3 Cancer Killing Breakthroughs you Should Know About

The field of oncology, the way cancer is diagnosed and treated, is getting revolutionized by many scientific breakthroughs.

Behind CVDs (cardiovascular diseases), cancer is the second leading cause of death globally, responsible for 1 in 6 deaths (8.8 million in 2015).

Cancer is still taking a heavy toll on life, but new therapies and treatment plans from gene editing to diagnosis by artificial intelligence are increasingly effective and survival rates are climbing.

Thanks to a successful harnessing of a sea of medical data produced over the last couple of centuries, cancer diagnosis and treatment is evolving considerably.

Whatever the origin of the research discipline involved, one of medicine’s most important goals is to better understand cancers in order to propose treatments that are more effective and better adapted to the profile of each patient and the specific type of cancer.

In an effort to keep you updated,

Here are 3 Recent Breakthroughs in Cancer Science:

1. Forcing Aggressive Brain Tumors to Stop Growing

Researchers at Stanford University School of Medicine have announced a new breakthrough in the fight against a specific type of brain tumors.

In a study, published this week in Nature, researchers report that, a group of deadly brain tumors (called high-grade gliomas), cease growing if a protein is absent or blocked.

In mice, these aggressive brain tumors stop growing and decrease in size if the signal of a molecule (called neuroligin-3) is interrupted.

These new findings built on prior research by the team of Dr. Michelle Monje, an assistant professor of neurology, who, in 2015, showed how brain tumor growth is stimulated by the neuroligin-3 protein.

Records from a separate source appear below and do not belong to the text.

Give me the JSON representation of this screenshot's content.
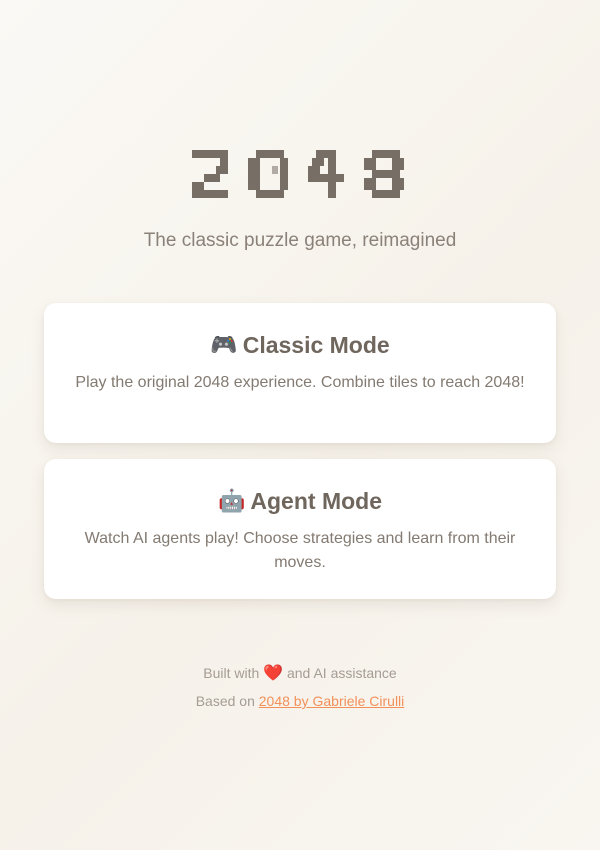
{
  "app": {
    "title": "2048",
    "tagline": "The classic puzzle game, reimagined"
  },
  "modes": [
    {
      "icon": "🎮",
      "icon_name": "gamepad-icon",
      "title": "Classic Mode",
      "description": "Play the original 2048 experience. Combine tiles to reach 2048!"
    },
    {
      "icon": "🤖",
      "icon_name": "robot-icon",
      "title": "Agent Mode",
      "description": "Watch AI agents play! Choose strategies and learn from their moves."
    }
  ],
  "footer": {
    "built_prefix": "Built with",
    "heart": "❤️",
    "built_suffix": "and AI assistance",
    "based_prefix": "Based on",
    "link_text": "2048 by Gabriele Cirulli"
  },
  "colors": {
    "logo": "#776e65",
    "link": "#f2905a",
    "card_bg": "#ffffff"
  }
}
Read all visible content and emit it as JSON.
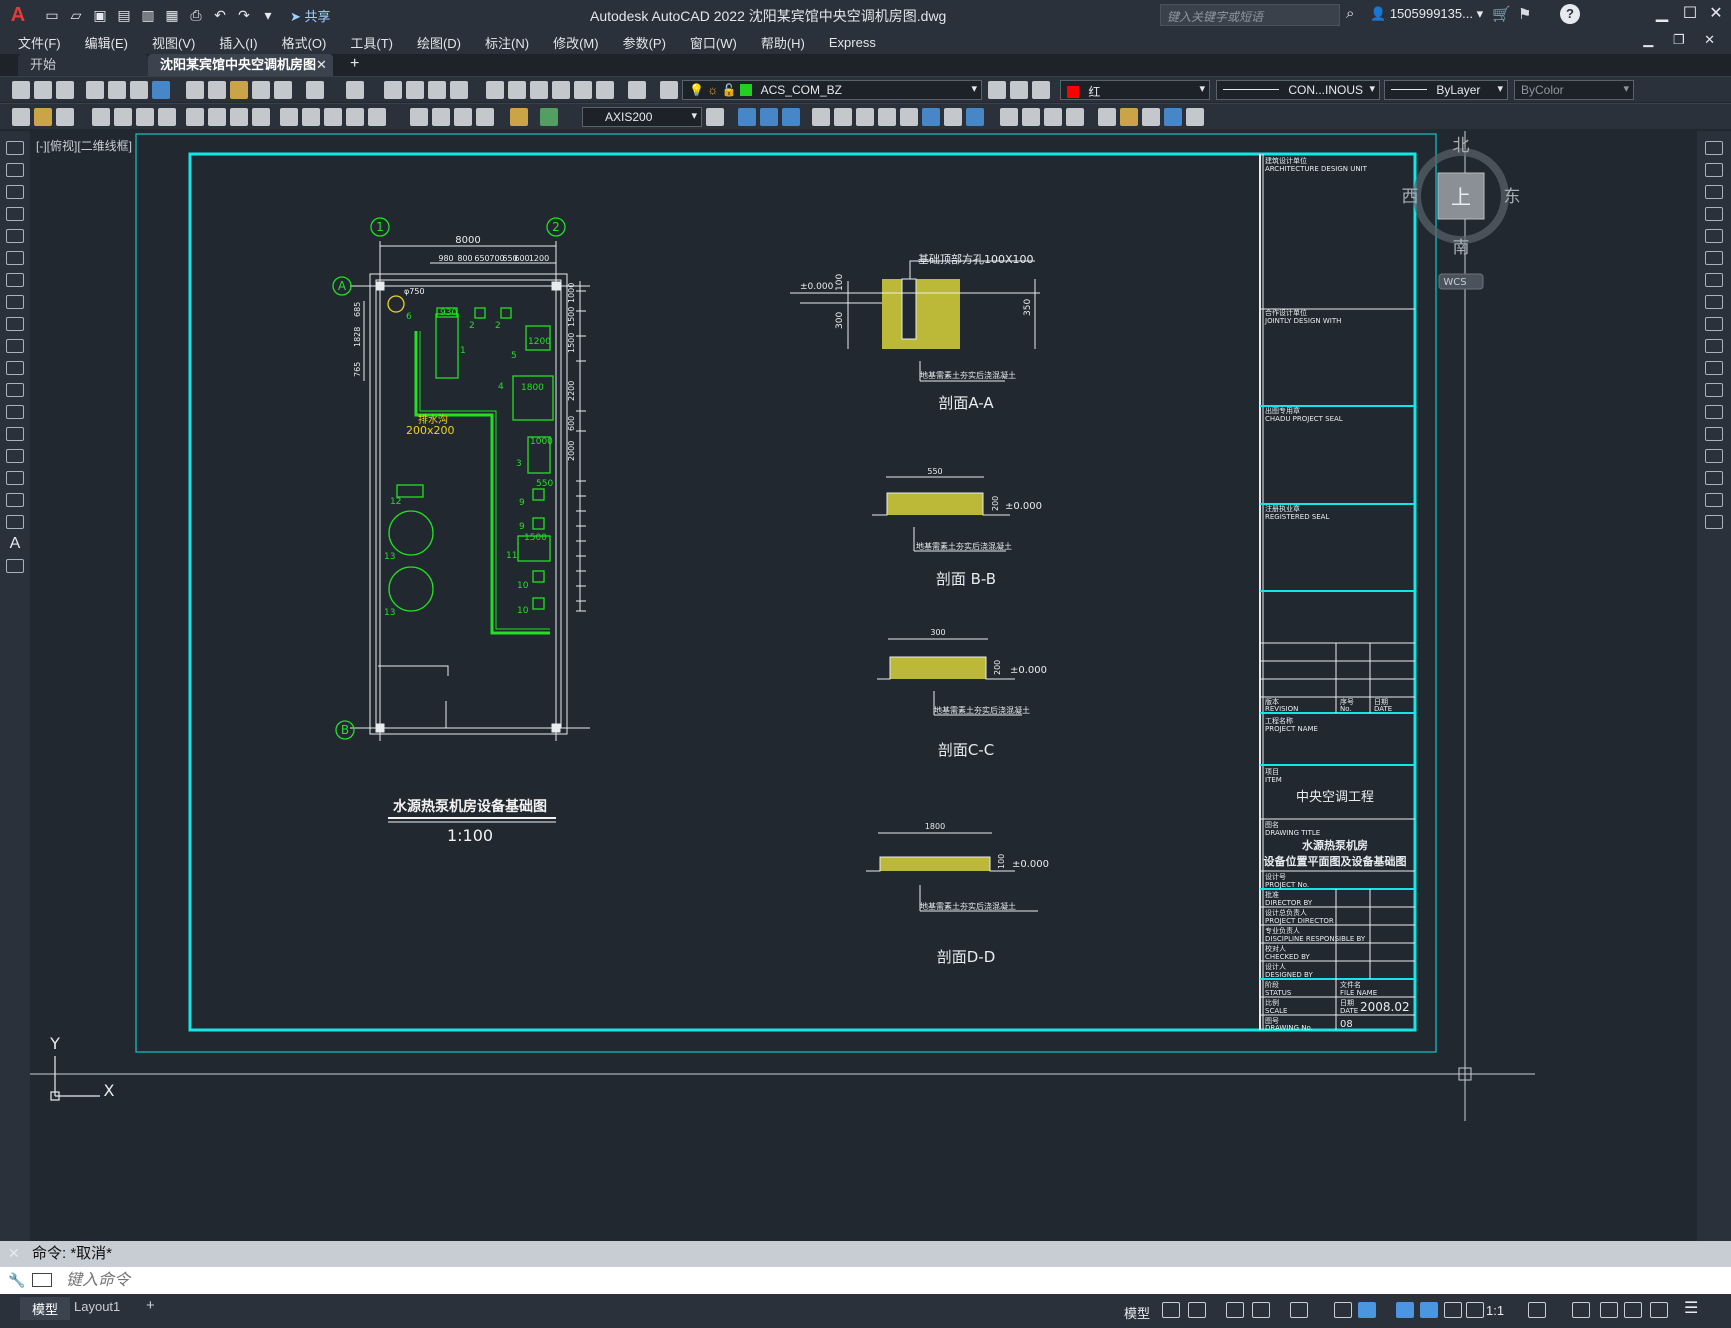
{
  "titlebar": {
    "logo": "A",
    "share_label": "共享",
    "app_title": "Autodesk AutoCAD 2022    沈阳某宾馆中央空调机房图.dwg",
    "search_placeholder": "键入关键字或短语",
    "user": "1505999135...",
    "help": "?"
  },
  "menu": [
    "文件(F)",
    "编辑(E)",
    "视图(V)",
    "插入(I)",
    "格式(O)",
    "工具(T)",
    "绘图(D)",
    "标注(N)",
    "修改(M)",
    "参数(P)",
    "窗口(W)",
    "帮助(H)",
    "Express"
  ],
  "tabs": {
    "start": "开始",
    "doc": "沈阳某宾馆中央空调机房图*",
    "close": "✕",
    "add": "+"
  },
  "toolbar": {
    "layer": "ACS_COM_BZ",
    "color": "红",
    "color_hex": "#ff0000",
    "linetype": "CON...INOUS",
    "lineweight": "ByLayer",
    "plotstyle": "ByColor",
    "dimstyle": "AXIS200"
  },
  "viewport": {
    "label": "[-][俯视][二维线框]",
    "compass": {
      "north": "北",
      "south": "南",
      "east": "东",
      "west": "西",
      "top": "上"
    },
    "wcs": "WCS"
  },
  "drawing": {
    "plan_title": "水源热泵机房设备基础图",
    "plan_scale": "1:100",
    "axis_labels": [
      "1",
      "2",
      "A",
      "B"
    ],
    "dim_total": "8000",
    "dims_top": [
      "980",
      "800",
      "650",
      "700",
      "650",
      "600",
      "1200"
    ],
    "dims_right": [
      "1000",
      "1500",
      "1500",
      "2200",
      "600",
      "2000"
    ],
    "dims_left": [
      "685",
      "1828",
      "765"
    ],
    "pipe_dia": "φ750",
    "trench_label": "排水沟",
    "trench_size": "200x200",
    "equip_sizes": [
      "930",
      "1200",
      "1800",
      "1000",
      "550",
      "1500"
    ],
    "equip_numbers": [
      "1",
      "2",
      "2",
      "3",
      "4",
      "5",
      "6",
      "9",
      "9",
      "10",
      "10",
      "11",
      "12",
      "13",
      "13"
    ],
    "section_a": {
      "title": "剖面A-A",
      "size": "基础顶部方孔100X100",
      "level": "±0.000",
      "dims": [
        "100",
        "300",
        "350"
      ],
      "note": "地基需素土夯实后浇混凝土"
    },
    "section_b": {
      "title": "剖面 B-B",
      "width": "550",
      "height": "200",
      "level": "±0.000",
      "note": "地基需素土夯实后浇混凝土"
    },
    "section_c": {
      "title": "剖面C-C",
      "width": "300",
      "height": "200",
      "level": "±0.000",
      "note": "地基需素土夯实后浇混凝土"
    },
    "section_d": {
      "title": "剖面D-D",
      "width": "1800",
      "height": "100",
      "level": "±0.000",
      "note": "地基需素土夯实后浇混凝土"
    }
  },
  "titleblock": {
    "design_unit_cn": "建筑设计单位",
    "design_unit_en": "ARCHITECTURE DESIGN UNIT",
    "joint_cn": "合作设计单位",
    "joint_en": "JOINTLY DESIGN WITH",
    "seal_cn": "出图专用章",
    "seal_en": "CHADU PROJECT SEAL",
    "reg_cn": "注册执业章",
    "reg_en": "REGISTERED SEAL",
    "revision_cn": "版本",
    "revision_en": "REVISION",
    "no_cn": "序号",
    "no_en": "No.",
    "date_cn": "日期",
    "date_en": "DATE",
    "project_cn": "工程名称",
    "project_en": "PROJECT NAME",
    "item_cn": "项目",
    "item_en": "ITEM",
    "item_value": "中央空调工程",
    "drawing_title_cn": "图名",
    "drawing_title_en": "DRAWING TITLE",
    "drawing_title_1": "水源热泵机房",
    "drawing_title_2": "设备位置平面图及设备基础图",
    "project_no_cn": "设计号",
    "project_no_en": "PROJECT No.",
    "approved_cn": "批准",
    "approved_en": "DIRECTOR BY",
    "director_cn": "设计总负责人",
    "director_en": "PROJECT DIRECTOR",
    "discipline_cn": "专业负责人",
    "discipline_en": "DISCIPLINE RESPONSIBLE BY",
    "checked_cn": "校对人",
    "checked_en": "CHECKED BY",
    "designed_cn": "设计人",
    "designed_en": "DESIGNED BY",
    "status_cn": "阶段",
    "status_en": "STATUS",
    "filename_cn": "文件名",
    "filename_en": "FILE NAME",
    "scale_cn": "比例",
    "scale_en": "SCALE",
    "date2_cn": "日期",
    "date2_en": "DATE",
    "date_value": "2008.02",
    "drawing_no_cn": "图号",
    "drawing_no_en": "DRAWING No.",
    "drawing_no_value": "08"
  },
  "ucs": {
    "x": "X",
    "y": "Y"
  },
  "command": {
    "history": "命令: *取消*",
    "placeholder": "键入命令"
  },
  "status": {
    "tab_model": "模型",
    "tab_layout": "Layout1",
    "add": "+",
    "model_label": "模型",
    "scale": "1:1"
  }
}
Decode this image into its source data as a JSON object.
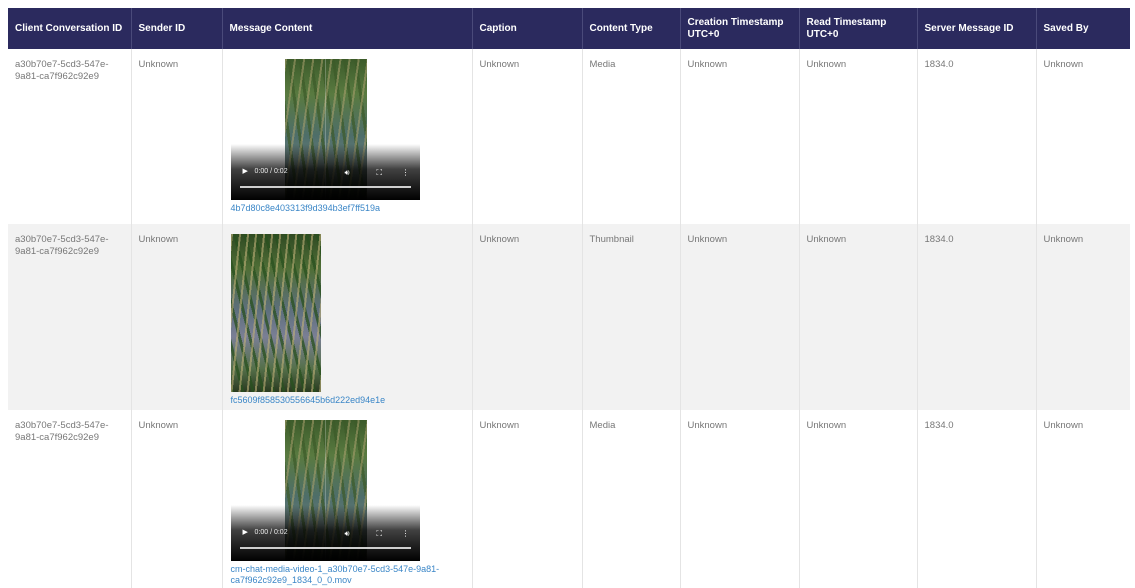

“The findings suggest that interrupting the neuroligin-3 signal,” said Dr. Monje in a press release, “could be a helpful strategy for controlling high-grade gliomas in human patients.”

2. Restoring Structural Normalcy of Breast Cancer Protein

Triple negative breast cancer, accounting for 15 to 20 percent of all breast cancers, is a very aggressive cancer against which oncologists have few therapeutic weapons.

TNBC, which is more aggressive than other types of breast cancers, is often linked to a hereditary predisposition, mutations in the BRCA1 protein that’s supposed to prevent tumor development.

Now, for the first time, scientists from Virginia Tech Carilion Research Institute have managed to determine the full architecture of the BRCA1 protein, paving the way for the restoration of its original tumor-fighting function.

Researchers, whose findings were published this week in Science Advances, could identify the site in the cell (dubbed a “modification hotspot”) where BRCA1 is marked to be destroyed.

“The hotspot region on mutated BRCA1 renders the protein more vulnerable to cellular degradation. We found that we could remove the signaling tag in the BRCA1 hotspot and make the protein look perfectly normal,” the researchers noted.

Looking normal doesn’t necessarily mean the restored protein has regained its normal behavior, and the VTCRI research team is now investigating further.

3. “Labyrinth Chip” to Isolate Cancer Stem Cells

Put very generally, cancer develops from an abnormal cell that proliferates anarchically and forms a tumor. After a while, the tumor will run out of space and oxygen and will thus send cancerous cells into the bloodstream looking for other places to form secondary tumors (metastases).

But it’s hard to detect tumor stem cells, which are sometimes accounting for one in a billion blood cells, and are known to be very aggressive and drug-resistant.

Researchers at University of Michigan took inspiration from the Greek Labyrinth and built a maze-like chip etched with fluid channels to capture tumor cells.

By separating out blood samples containing tumor stem cells for analysis, the new chip would help doctors monitor cancer development, flag marauding cancerous cells, and personalize treatments for patients.

The “hydrodynamic maze” is already tested in a breast cancer clinical trial.